Rob Meijer pibara at gmail.com
Thu Feb 12 14:31:27 EST 2015


2015-02-12 19:38 GMT+01:00 Jerry Leichter <leichter at lrw.com>:

> On Feb 12, 2015, at 3:12 AM, Rob Meijer <pibara at gmail.com> wrote:
>
> The reason Unix uses ACLs is because it was conceived in a time that it
> was suitable for time sharing systems where the software was trusted but
> other users could not. The model however is completely useless when as is
> mostly the case, the users can be trusted but the software they are running
> can not.​...
>
> I doubt this explanation.  The reason Unix (and Windows, and VMS) went
> with ACL's is that they were a relatively simple extension to what they
> already had:  Information on the files that defined access for well-defined
> groups of users.
>

​ACL' s are not an extension of the UGO system, the UGO system is an
example of a trivial and limited ACL system. But anyway, lets not get in a
semantics discussion.  My point is that systems like these found their
origin in the days of timesharing and the days before malware. A time when
having access control at the granularity of groups and users made sense. In
that setting, the out of band attribute of resource approach to access
control made perfect sense.

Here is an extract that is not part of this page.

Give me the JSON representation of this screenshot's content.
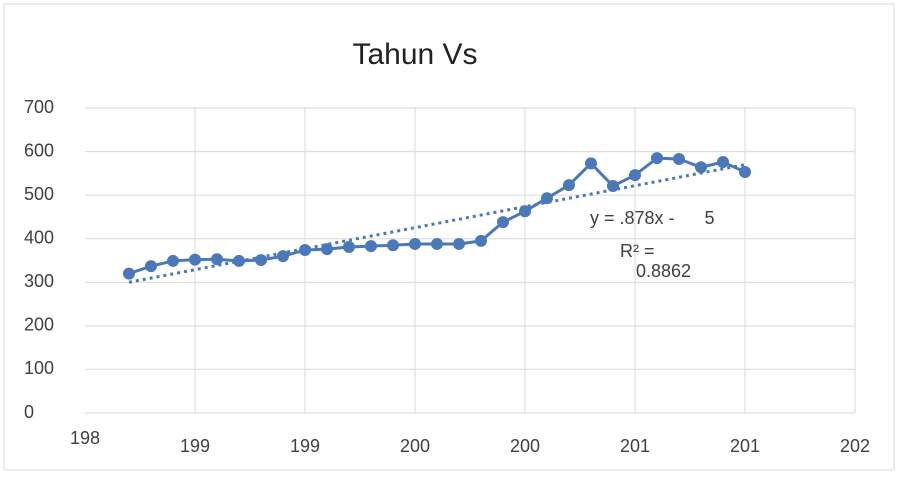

So now as a result of that legacy, we are still
pretty much stuck with a system that has become rather a kludge when trying
to solve the  security concerns that arise on systems where the software
run by the users is trusted significantly less than the users themselves.
In today's thread landscape I would argue,  without the burden of  backward
compatibility, the choice for capabilities would have been obvious and non
of these systems would have opted for ACL based systems.